Form: The surprise package of the South American qualifying group, Uruguay beat Brazil and Argentina in succession to clinch a spot in South Africa. Foul play was suspected in the latter match, not least because Argentina had been informed that kick off was at 9pm, an hour after Uruguay had taken a one-nil lead in a packed stadium.

Tactics: Physically imposing and masters of the dark arts, Uruguay take tackling to levels beyond cynicism. Such is the culture of Uruguyan football that their Saturday night highlights show is entitled Amputato. Veteran defender Marcos Resplendidos is known as The Cleaver and presents a Sunday afternoon cookery show on national television wherein he kicks things to pieces before cooking them. The fans expect violence and bloodshed in the national cause, Uruguay never fail to deliver either.
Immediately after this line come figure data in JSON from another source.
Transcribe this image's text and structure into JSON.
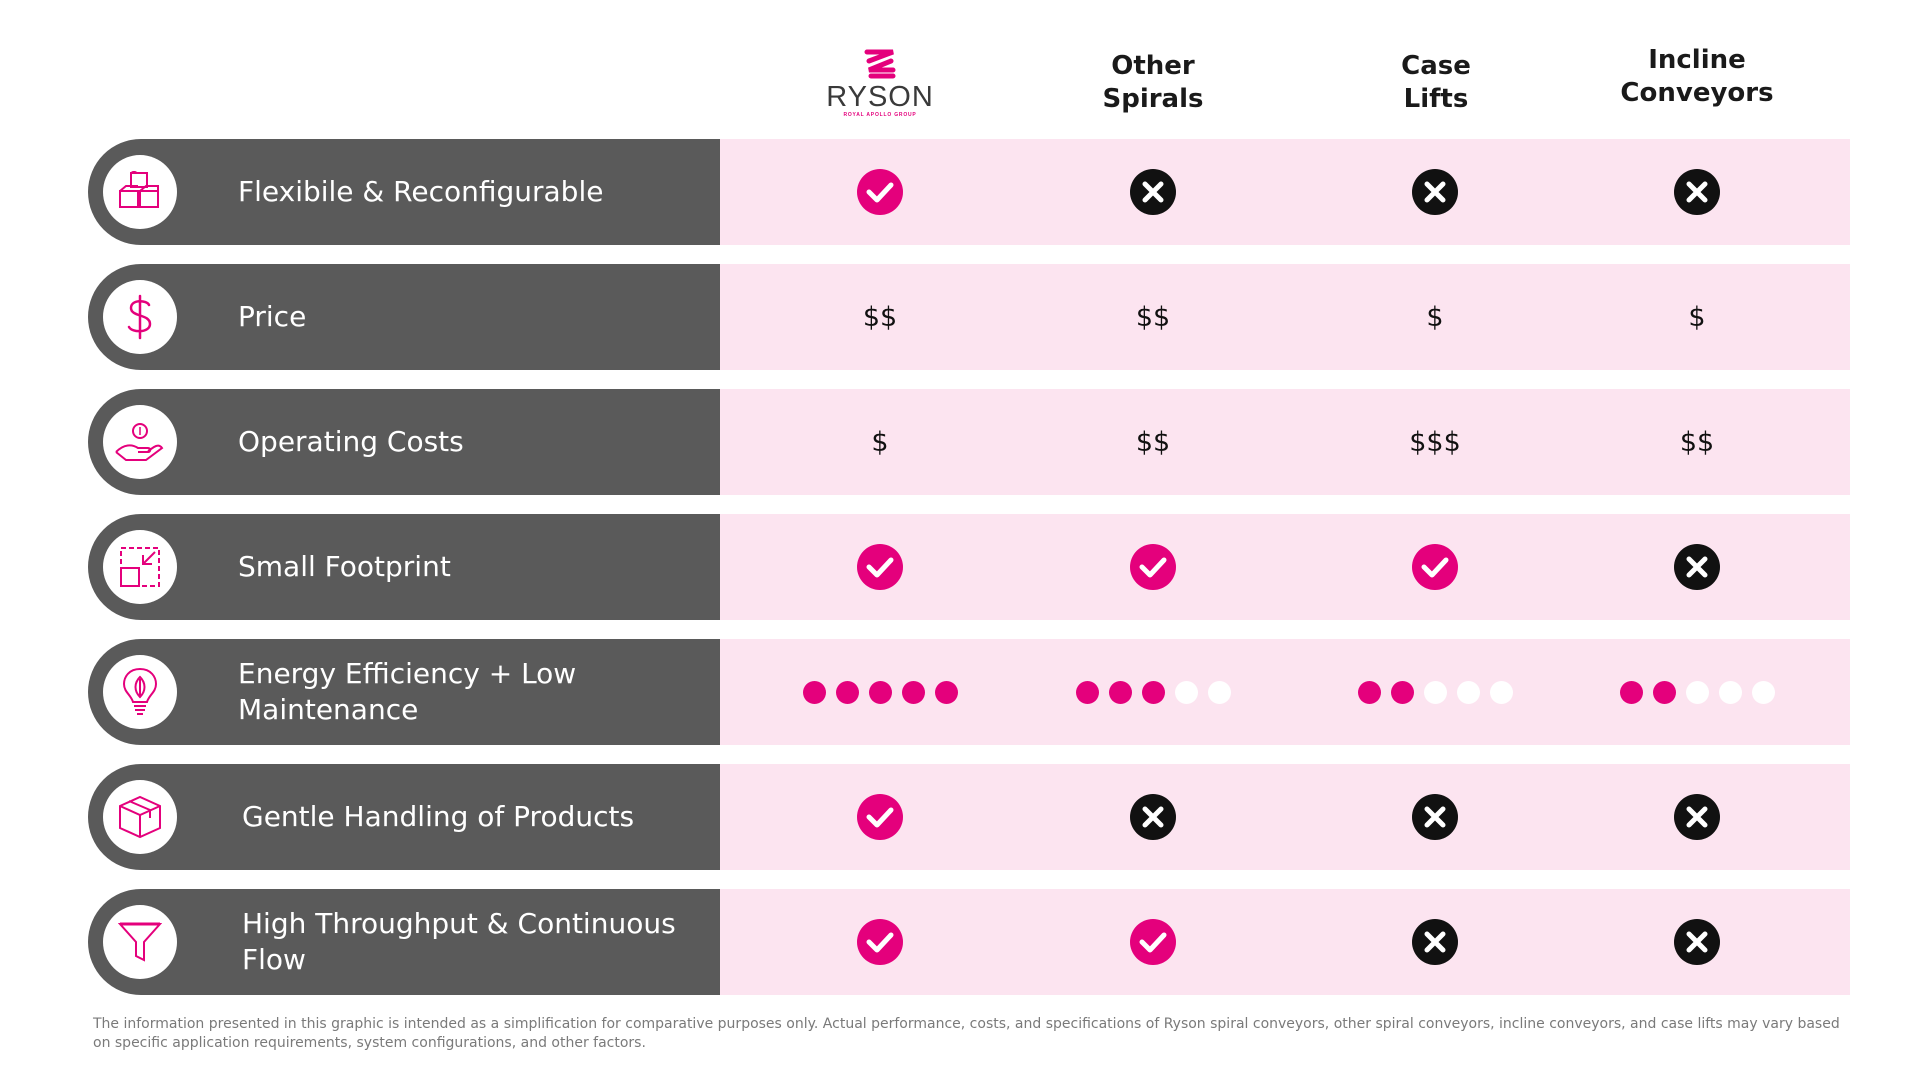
{
  "header": {
    "brand": {
      "name": "RYSON",
      "tagline": "ROYAL APOLLO GROUP",
      "color": "#e4007c"
    },
    "columns": [
      {
        "line1": "Other",
        "line2": "Spirals"
      },
      {
        "line1": "Case",
        "line2": "Lifts"
      },
      {
        "line1": "Incline",
        "line2": "Conveyors"
      }
    ]
  },
  "colors": {
    "accent": "#e4007c",
    "row_label_bg": "#5a5a5a",
    "row_value_bg": "#fce4f0",
    "cross": "#111111"
  },
  "rows": [
    {
      "icon": "cubes-icon",
      "label": "Flexibile & Reconfigurable",
      "cells": [
        {
          "type": "check"
        },
        {
          "type": "cross"
        },
        {
          "type": "cross"
        },
        {
          "type": "cross"
        }
      ]
    },
    {
      "icon": "dollar-icon",
      "label": "Price",
      "cells": [
        {
          "type": "text",
          "value": "$$"
        },
        {
          "type": "text",
          "value": "$$"
        },
        {
          "type": "text",
          "value": "$"
        },
        {
          "type": "text",
          "value": "$"
        }
      ]
    },
    {
      "icon": "hand-coin-icon",
      "label": "Operating Costs",
      "cells": [
        {
          "type": "text",
          "value": "$"
        },
        {
          "type": "text",
          "value": "$$"
        },
        {
          "type": "text",
          "value": "$$$"
        },
        {
          "type": "text",
          "value": "$$"
        }
      ]
    },
    {
      "icon": "compress-icon",
      "label": "Small Footprint",
      "cells": [
        {
          "type": "check"
        },
        {
          "type": "check"
        },
        {
          "type": "check"
        },
        {
          "type": "cross"
        }
      ]
    },
    {
      "icon": "lightbulb-leaf-icon",
      "label": "Energy Efficiency + Low Maintenance",
      "cells": [
        {
          "type": "rating",
          "value": 5,
          "max": 5
        },
        {
          "type": "rating",
          "value": 3,
          "max": 5
        },
        {
          "type": "rating",
          "value": 2,
          "max": 5
        },
        {
          "type": "rating",
          "value": 2,
          "max": 5
        }
      ]
    },
    {
      "icon": "box-icon",
      "label": "Gentle Handling of Products",
      "cells": [
        {
          "type": "check"
        },
        {
          "type": "cross"
        },
        {
          "type": "cross"
        },
        {
          "type": "cross"
        }
      ]
    },
    {
      "icon": "funnel-icon",
      "label": "High Throughput & Continuous Flow",
      "cells": [
        {
          "type": "check"
        },
        {
          "type": "check"
        },
        {
          "type": "cross"
        },
        {
          "type": "cross"
        }
      ]
    }
  ],
  "disclaimer": "The information presented in this graphic is intended as a simplification for comparative purposes only. Actual performance, costs, and specifications of Ryson spiral conveyors, other spiral conveyors, incline conveyors, and case lifts may vary based on specific application requirements, system configurations, and other factors."
}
Manager: Gustavo Gonzalo Goncalves (pictured). Owner of the most fantastic moustache in football, as well as the writer of several foul-mouthed children’s novels, Goncalves is revered in Uruguay as a thinker, a womaniser and a football genius. Promoted to the national job after winning umpteen titles with FC A Very Old Team With Enormous Wingers, he famously celebrates victories by firing his machine gun into the night air. The destruction of the national stadium roof aside, Goncalves CV is most impressive, nicely spaced and using a sensible Palatino Linotype font.



Star Player: The Felicidad brothers are the only quintuplets in the history of international football. Born to a lowly crop sprayer, they have risen from rural poverty and form an unusual defensive unit. With Gary, Howard, Robbie, Mark and Jason in goal, they take conceding goals personally and although it’s widely accepted that Robbie’s the only one who can play, there is grudging admiration for Gary’s organisational skills.

Trivia: The first verse of Uruguay’s national anthem roughly translates as “For fuck’s sake there’s no need to go on about it/it happened two hundred years ago/ you sound just like your mother/ it will come off with detergent.”